Aya in Akkadian mythology was a mother goddess, consort of the sun god Shamash. She developed from the Sumerian goddess Sherida, consort of Utu. Aya is Akkadian for “dawn”, and by the Akkadian period she was firmly associated with the rising sun and with sexual love and youth.
Maat or Ma’at (“truth, justice”) refers to the ancient Egyptian concepts of truth, balance, order, harmony, law, morality, and justice. Maat was also the goddess who personified these concepts, and regulated the stars, seasons, and the actions of mortals and the deities who had brought order from chaos at the moment of creation. Her ideological opposite was Isfet, meaning injustice, chaos, violence or to do evil.
After her role in creation and continuously preventing the universe from returning to chaos, her primary role in Egyptian mythology dealt with the weighing of souls (also called the weighing of the heart) that took place in the underworld, Duat.
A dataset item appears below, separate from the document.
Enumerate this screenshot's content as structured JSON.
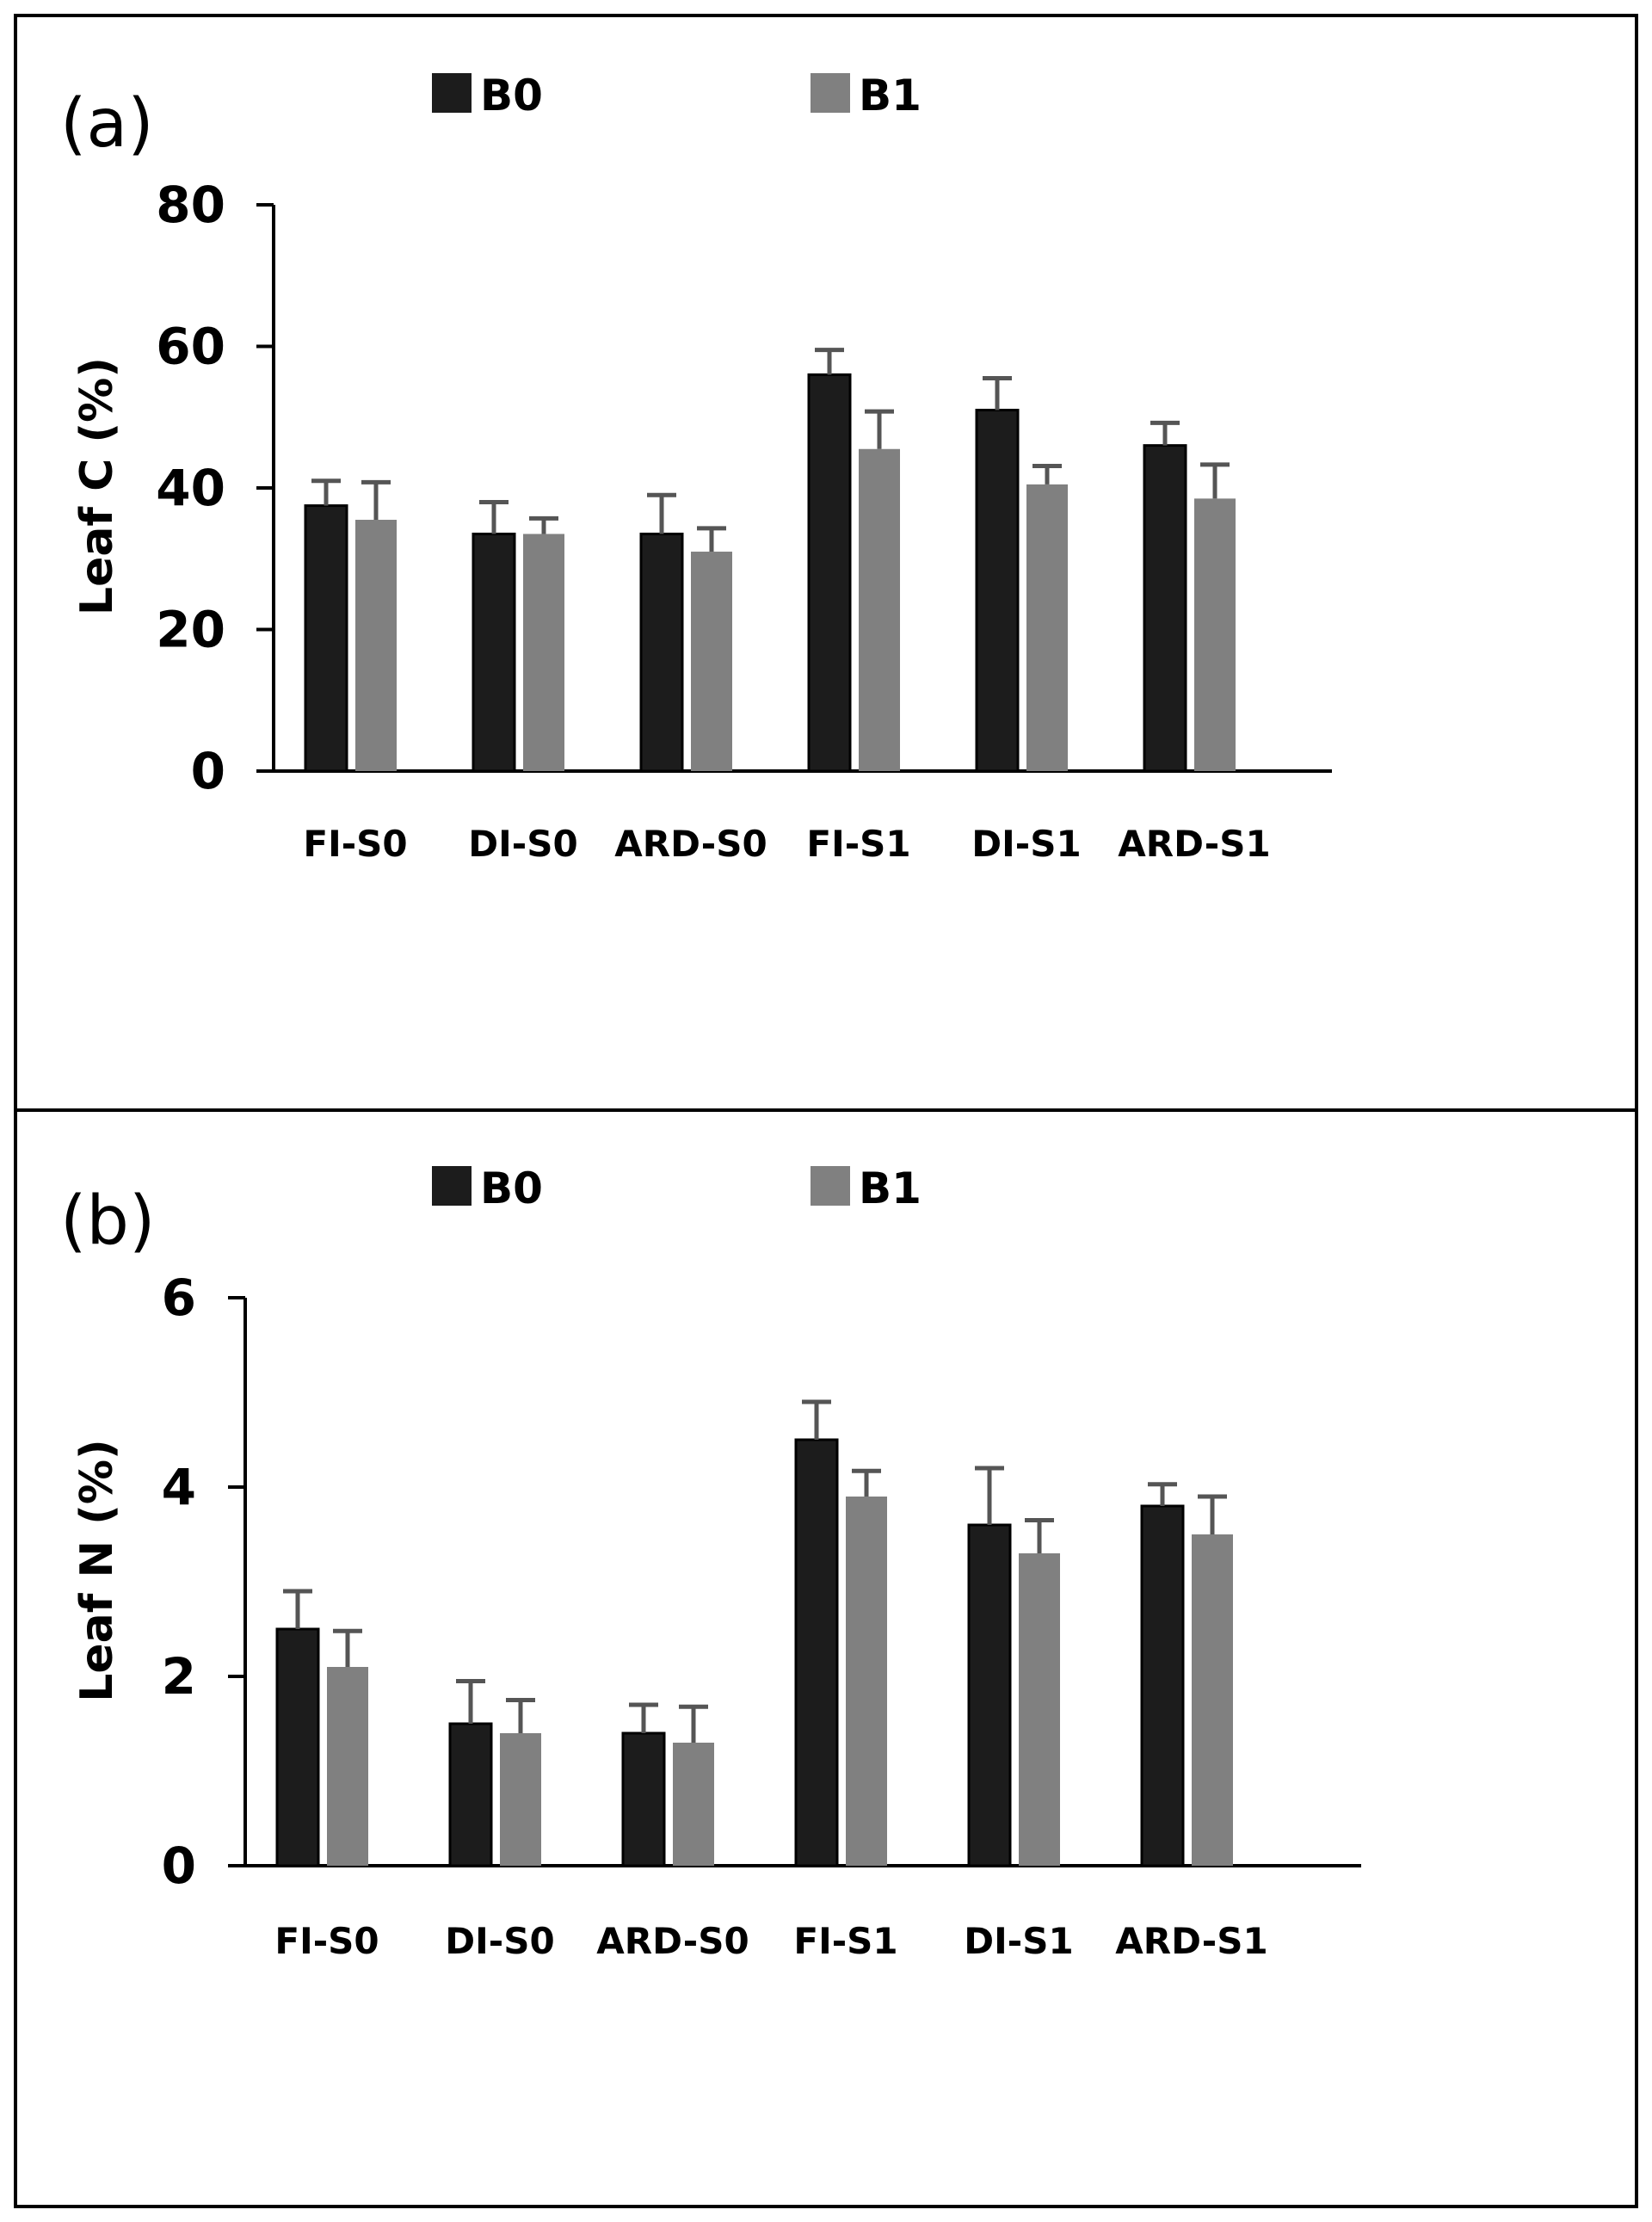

Her feather was the measure that determined whether the souls (considered to reside in the heart) of the departed would reach the paradise of afterlife successfully.
The earliest surviving records indicating that Maat is the norm for nature and society, in this world and the next, were recorded during the Old Kingdom. Later, as a goddess in other traditions of the Egyptian pantheon, where most goddesses were paired with a male aspect, her masculine counterpart was Thoth, as their attributes are similar.
In other accounts, Thoth was paired off with Seshat, goddess of wisdom, knowledge, writing and measure, who is a lesser known deity. Spell 10 of the Coffin Texts states “Seshat opens the door of heaven for you.” She was seen as a scribe and record keeper, and her name means she who scrivens (i.e. she who is the scribe), and is credited with inventing writing.
Thoth played many vital and prominent roles in Egyptian mythology, such as maintaining the universe, and being one of the two deities (the other being Ma’at) who stood on either side of Ra’s boat. In the later history of ancient Egypt, Thoth became heavily associated with the arbitration of godly disputes, the arts of magic, the system of writing, the development of science, and the judgment of the dead.